Like the previous report, the newest assessment discusses the need for a consistent regulatory framework, access to European talent, easy cross-border trade, and the loss of funding provided by the European Union. But it also seeks to shift the focus — instead of harping on concerns from drug makers about their ability to do business in the UK, the report emphasizes a Brexit effect on patients.

Predictions of a weaker UK economy could lead to reduced spending on health care, which might then result in added pressure on government spending on drugs or postponing initiatives designed to access new or costlier medicines. “The net result is that patients in the UK are likely to face delays and restrictions,” the report warns.

This also reflects concerns that the UK’s Medicines and Healthcare Products Regulatory Agency will hold less sway over approvals. “Simple commercial reality dictates that, if companies have to choose between launching drugs in the UK, which accounts for 2.5 per cent of the global market, and the European Union, which accounts for 16.6 per cent, then they will prioritize a European launch,” the report states.

“The $100 million question is what will the MHRA look like?,” said Lincoln Tsang, a partner at the Arnold & Porter law firm in London. “A passive player or an active player in a new relationship?

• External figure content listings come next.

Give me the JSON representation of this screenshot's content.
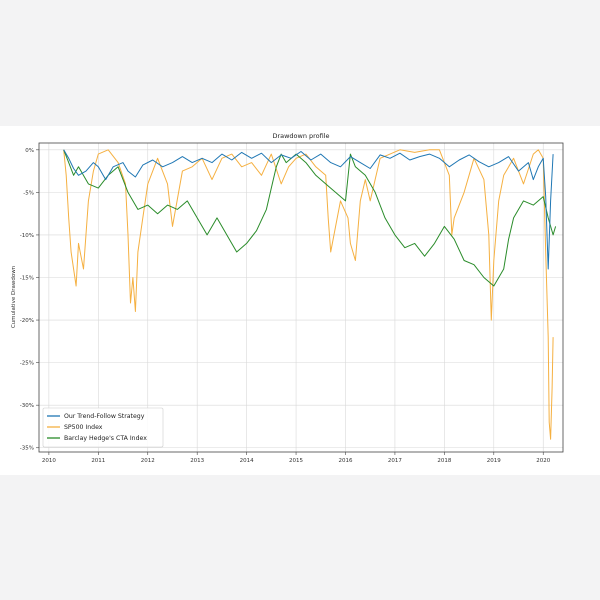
{
  "chart_data": {
    "type": "line",
    "title": "Drawdown profile",
    "xlabel": "",
    "ylabel": "Cumulative Drawdown",
    "xlim": [
      2009.8,
      2020.4
    ],
    "ylim": [
      -35.5,
      0.8
    ],
    "x_ticks": [
      2010,
      2011,
      2012,
      2013,
      2014,
      2015,
      2016,
      2017,
      2018,
      2019,
      2020
    ],
    "y_ticks": [
      0,
      -5,
      -10,
      -15,
      -20,
      -25,
      -30,
      -35
    ],
    "y_tick_labels": [
      "0%",
      "-5%",
      "-10%",
      "-15%",
      "-20%",
      "-25%",
      "-30%",
      "-35%"
    ],
    "grid": true,
    "legend_position": "lower-left",
    "series": [
      {
        "name": "Our Trend-Follow Strategy",
        "color": "#1f77b4",
        "x": [
          2010.3,
          2010.4,
          2010.5,
          2010.6,
          2010.75,
          2010.9,
          2011.0,
          2011.15,
          2011.3,
          2011.5,
          2011.6,
          2011.75,
          2011.9,
          2012.1,
          2012.3,
          2012.5,
          2012.7,
          2012.9,
          2013.1,
          2013.3,
          2013.5,
          2013.7,
          2013.9,
          2014.1,
          2014.3,
          2014.5,
          2014.7,
          2014.9,
          2015.1,
          2015.3,
          2015.5,
          2015.7,
          2015.9,
          2016.1,
          2016.3,
          2016.5,
          2016.7,
          2016.9,
          2017.1,
          2017.3,
          2017.5,
          2017.7,
          2017.9,
          2018.1,
          2018.3,
          2018.5,
          2018.7,
          2018.9,
          2019.1,
          2019.3,
          2019.5,
          2019.7,
          2019.8,
          2019.9,
          2020.0,
          2020.05,
          2020.1,
          2020.15,
          2020.2
        ],
        "values": [
          0,
          -1.0,
          -2.2,
          -3.0,
          -2.5,
          -1.5,
          -2.0,
          -3.5,
          -2.0,
          -1.5,
          -2.5,
          -3.2,
          -1.8,
          -1.2,
          -2.0,
          -1.5,
          -0.8,
          -1.5,
          -1.0,
          -1.5,
          -0.5,
          -1.2,
          -0.3,
          -1.0,
          -0.4,
          -1.5,
          -0.6,
          -1.0,
          -0.2,
          -1.2,
          -0.5,
          -1.5,
          -2.0,
          -0.8,
          -1.5,
          -2.2,
          -0.6,
          -1.0,
          -0.4,
          -1.2,
          -0.8,
          -0.5,
          -1.0,
          -2.0,
          -1.2,
          -0.6,
          -1.4,
          -2.0,
          -1.5,
          -0.8,
          -2.5,
          -1.5,
          -3.5,
          -2.0,
          -1.0,
          -5.5,
          -14.0,
          -6.0,
          -0.5
        ]
      },
      {
        "name": "SP500 Index",
        "color": "#f5b041",
        "x": [
          2010.3,
          2010.35,
          2010.4,
          2010.45,
          2010.5,
          2010.55,
          2010.6,
          2010.7,
          2010.8,
          2010.9,
          2011.0,
          2011.2,
          2011.4,
          2011.55,
          2011.6,
          2011.65,
          2011.7,
          2011.75,
          2011.8,
          2011.9,
          2012.0,
          2012.2,
          2012.4,
          2012.5,
          2012.7,
          2012.9,
          2013.1,
          2013.3,
          2013.5,
          2013.7,
          2013.9,
          2014.1,
          2014.3,
          2014.5,
          2014.7,
          2014.85,
          2015.0,
          2015.2,
          2015.4,
          2015.6,
          2015.65,
          2015.7,
          2015.8,
          2015.9,
          2016.05,
          2016.1,
          2016.2,
          2016.3,
          2016.4,
          2016.5,
          2016.7,
          2016.9,
          2017.1,
          2017.4,
          2017.7,
          2017.9,
          2018.1,
          2018.15,
          2018.2,
          2018.4,
          2018.6,
          2018.8,
          2018.9,
          2018.95,
          2019.0,
          2019.1,
          2019.2,
          2019.4,
          2019.6,
          2019.8,
          2019.9,
          2020.0,
          2020.05,
          2020.1,
          2020.12,
          2020.15,
          2020.18,
          2020.2
        ],
        "values": [
          0,
          -3.0,
          -8.0,
          -12.0,
          -14.0,
          -16.0,
          -11.0,
          -14.0,
          -6.0,
          -2.5,
          -0.5,
          0,
          -1.5,
          -4.0,
          -10.0,
          -18.0,
          -15.0,
          -19.0,
          -12.0,
          -8.0,
          -4.0,
          -1.0,
          -4.0,
          -9.0,
          -2.5,
          -2.0,
          -1.0,
          -3.5,
          -1.0,
          -0.5,
          -2.0,
          -1.5,
          -3.0,
          -0.5,
          -4.0,
          -2.0,
          -1.0,
          -0.5,
          -2.0,
          -3.0,
          -8.0,
          -12.0,
          -9.0,
          -6.0,
          -8.0,
          -11.0,
          -13.0,
          -6.0,
          -3.5,
          -6.0,
          -1.0,
          -0.5,
          0,
          -0.3,
          0,
          0,
          -3.0,
          -10.0,
          -8.0,
          -5.0,
          -1.0,
          -3.5,
          -10.0,
          -20.0,
          -13.0,
          -6.0,
          -3.0,
          -1.0,
          -4.0,
          -0.5,
          0,
          -1.0,
          -12.0,
          -22.0,
          -32.0,
          -34.0,
          -28.0,
          -22.0
        ]
      },
      {
        "name": "Barclay Hedge's CTA Index",
        "color": "#2a8c2a",
        "x": [
          2010.3,
          2010.4,
          2010.5,
          2010.6,
          2010.8,
          2011.0,
          2011.2,
          2011.4,
          2011.6,
          2011.8,
          2012.0,
          2012.2,
          2012.4,
          2012.6,
          2012.8,
          2013.0,
          2013.2,
          2013.4,
          2013.6,
          2013.8,
          2014.0,
          2014.2,
          2014.4,
          2014.5,
          2014.6,
          2014.7,
          2014.8,
          2015.0,
          2015.2,
          2015.4,
          2015.6,
          2015.8,
          2016.0,
          2016.1,
          2016.2,
          2016.4,
          2016.6,
          2016.8,
          2017.0,
          2017.2,
          2017.4,
          2017.6,
          2017.8,
          2018.0,
          2018.2,
          2018.4,
          2018.6,
          2018.8,
          2019.0,
          2019.2,
          2019.3,
          2019.4,
          2019.6,
          2019.8,
          2020.0,
          2020.1,
          2020.2,
          2020.25
        ],
        "values": [
          0,
          -1.5,
          -3.0,
          -2.0,
          -4.0,
          -4.5,
          -3.0,
          -2.0,
          -5.0,
          -7.0,
          -6.5,
          -7.5,
          -6.5,
          -7.0,
          -6.0,
          -8.0,
          -10.0,
          -8.0,
          -10.0,
          -12.0,
          -11.0,
          -9.5,
          -7.0,
          -4.5,
          -2.0,
          -0.5,
          -1.5,
          -0.5,
          -1.5,
          -3.0,
          -4.0,
          -5.0,
          -6.0,
          -0.5,
          -2.0,
          -3.0,
          -5.0,
          -8.0,
          -10.0,
          -11.5,
          -11.0,
          -12.5,
          -11.0,
          -9.0,
          -10.5,
          -13.0,
          -13.5,
          -15.0,
          -16.0,
          -14.0,
          -10.5,
          -8.0,
          -6.0,
          -6.5,
          -5.5,
          -8.0,
          -10.0,
          -9.0
        ]
      }
    ]
  }
}
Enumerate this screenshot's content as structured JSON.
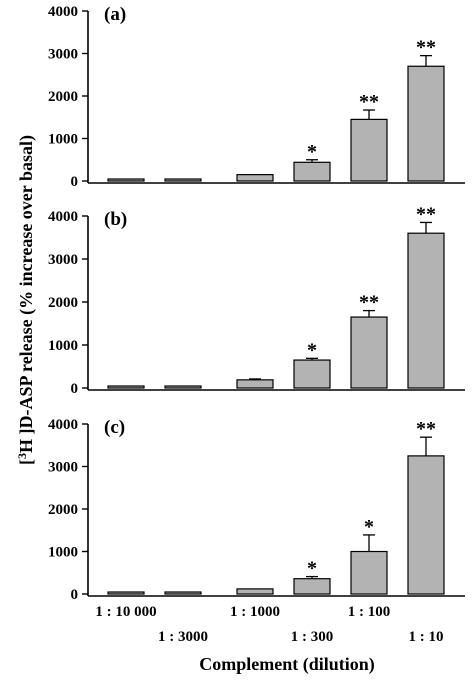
{
  "chart_data": {
    "type": "bar",
    "categories": [
      "1 : 10 000",
      "1 : 3000",
      "1 : 1000",
      "1 : 300",
      "1 : 100",
      "1 : 10"
    ],
    "xlabel": "Complement (dilution)",
    "ylabel_pre": "[",
    "ylabel_sup": "3",
    "ylabel_post": "H ]D-ASP release (% increase over basal)",
    "yticks": [
      0,
      1000,
      2000,
      3000,
      4000
    ],
    "ylim": [
      0,
      4000
    ],
    "bar_color": "#b3b3b3",
    "grid": false,
    "panels": [
      {
        "label": "(a)",
        "values": [
          40,
          40,
          150,
          440,
          1450,
          2700
        ],
        "errors": [
          0,
          0,
          0,
          60,
          220,
          250
        ],
        "significance": [
          "",
          "",
          "",
          "*",
          "**",
          "**"
        ]
      },
      {
        "label": "(b)",
        "values": [
          20,
          30,
          190,
          650,
          1650,
          3600
        ],
        "errors": [
          0,
          0,
          20,
          40,
          150,
          250
        ],
        "significance": [
          "",
          "",
          "",
          "*",
          "**",
          "**"
        ]
      },
      {
        "label": "(c)",
        "values": [
          20,
          30,
          120,
          360,
          1000,
          3250
        ],
        "errors": [
          0,
          0,
          0,
          50,
          390,
          440
        ],
        "significance": [
          "",
          "",
          "",
          "*",
          "*",
          "**"
        ]
      }
    ]
  }
}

MHRA has been instrumental in developing many impactful regulatory policies within the EU and globally… We can’t ignore the increasingly globalized regulatory environment and role played by MHRA.”

To what extent these dire predictions become reality remains to be seen, assuming Brexit does occur. For now, anyway, the industry is using this as an opportunity to extract more government support.

We should note, by the way, that the new report was funded by Quintiles/IMS, a newly merged company, which provides both clinical trial services and market research data to the pharmaceutical industry. In other words, the company also has a big stake in the outcome. For instance, the report notes that the UK may become a less attractive destination for running clinical studies of medicines.